Beauty pageants also have a personality section – good looks alone will not do. Will the model also bring about world peace? Statistical models bring about world peace by being generalisable. Because we can never measure our 5 proteins in all the people with a specific disease, we take a sample of people that we think are good representatives of most other people who have that disease. A statistical model uses the sample data to get clues about all the other unmeasured people and tries to make a picture of that population, not only a picture of the people in the sample. If it is too much in fashion only with the sample data, it will be irrelevant in a different set of same disease people. So, the model must do well in the swimsuit and the personality section.
Arguably the most adored part of beauty pageants, is the glamorous evening wear section. The statistical counterpart is the show-stopping significant p-value. If the model does not display a noticeable difference between people with the disease compared to those without, it will not make an impression. P-values describe the probability that the model’s prediction is real and not just a fluke, like the comedy of errors statistician (in the movie, she will obviously win the contest), who by sheer luck manages to stay upright in stilettos for the whole evening. If a model predicts a difference in disease versus non-disease biomarker values and has a small p-value, there is only a small chance that the model found that difference by sheer luck. It means this difference in biomarkers may possibly also be found in other diseased and non-diseased people, outside the sample.
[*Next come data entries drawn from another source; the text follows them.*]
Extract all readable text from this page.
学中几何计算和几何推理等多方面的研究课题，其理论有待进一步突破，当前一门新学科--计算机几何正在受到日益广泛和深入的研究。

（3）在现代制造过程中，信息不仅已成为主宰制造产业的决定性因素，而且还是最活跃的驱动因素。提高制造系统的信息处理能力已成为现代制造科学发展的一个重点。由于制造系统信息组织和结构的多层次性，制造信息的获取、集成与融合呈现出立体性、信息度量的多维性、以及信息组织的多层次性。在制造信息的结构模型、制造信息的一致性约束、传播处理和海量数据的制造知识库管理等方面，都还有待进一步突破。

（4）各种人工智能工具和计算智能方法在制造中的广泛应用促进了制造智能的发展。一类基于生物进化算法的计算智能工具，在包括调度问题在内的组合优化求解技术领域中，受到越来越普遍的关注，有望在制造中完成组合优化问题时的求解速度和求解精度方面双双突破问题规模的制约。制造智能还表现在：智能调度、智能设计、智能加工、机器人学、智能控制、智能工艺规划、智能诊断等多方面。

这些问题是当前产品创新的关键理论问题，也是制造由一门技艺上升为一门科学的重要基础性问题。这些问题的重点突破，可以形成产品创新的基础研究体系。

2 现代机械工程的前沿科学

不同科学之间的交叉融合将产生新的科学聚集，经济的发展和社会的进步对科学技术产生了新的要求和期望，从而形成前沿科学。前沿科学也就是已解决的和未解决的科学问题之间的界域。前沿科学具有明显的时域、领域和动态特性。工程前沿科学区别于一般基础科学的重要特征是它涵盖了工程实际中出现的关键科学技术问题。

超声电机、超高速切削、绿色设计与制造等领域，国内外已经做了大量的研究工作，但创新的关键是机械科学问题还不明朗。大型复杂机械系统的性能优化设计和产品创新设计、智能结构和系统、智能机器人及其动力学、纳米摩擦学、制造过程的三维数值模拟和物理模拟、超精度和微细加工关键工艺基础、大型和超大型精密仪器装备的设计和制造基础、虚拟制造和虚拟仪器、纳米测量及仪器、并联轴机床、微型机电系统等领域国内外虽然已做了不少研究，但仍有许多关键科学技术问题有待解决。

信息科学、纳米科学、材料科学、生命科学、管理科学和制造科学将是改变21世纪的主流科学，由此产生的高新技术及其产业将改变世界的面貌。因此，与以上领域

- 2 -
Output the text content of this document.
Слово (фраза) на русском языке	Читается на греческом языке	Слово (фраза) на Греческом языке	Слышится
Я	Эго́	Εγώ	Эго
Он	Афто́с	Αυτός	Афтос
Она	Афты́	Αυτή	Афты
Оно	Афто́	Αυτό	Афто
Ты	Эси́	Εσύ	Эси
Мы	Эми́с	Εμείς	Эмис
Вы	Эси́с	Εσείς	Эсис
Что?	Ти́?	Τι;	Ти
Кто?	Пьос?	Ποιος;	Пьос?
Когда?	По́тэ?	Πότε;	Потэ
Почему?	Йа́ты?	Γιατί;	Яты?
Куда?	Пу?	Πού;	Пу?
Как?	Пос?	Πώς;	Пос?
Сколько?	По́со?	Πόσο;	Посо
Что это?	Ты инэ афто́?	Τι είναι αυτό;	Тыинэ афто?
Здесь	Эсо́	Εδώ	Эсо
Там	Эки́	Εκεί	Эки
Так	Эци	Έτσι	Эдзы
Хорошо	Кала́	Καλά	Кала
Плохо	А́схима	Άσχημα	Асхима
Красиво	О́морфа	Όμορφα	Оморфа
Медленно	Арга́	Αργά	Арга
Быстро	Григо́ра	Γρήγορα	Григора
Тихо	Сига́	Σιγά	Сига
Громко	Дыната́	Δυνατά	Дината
Statistics is also beautiful, but like human models, not perfect, and not likely to bring about world peace. It tries to show a picture of what all people with a certain disease may be like, if they were a lot like the people in the sample we measured. We can never know whether our models are right, but estimates like p-values describe the probability that we came to wrong conclusions. And thanks to Miss Universe 2015, wrong conclusions is just another thing statistical models have in common with beauty pageants.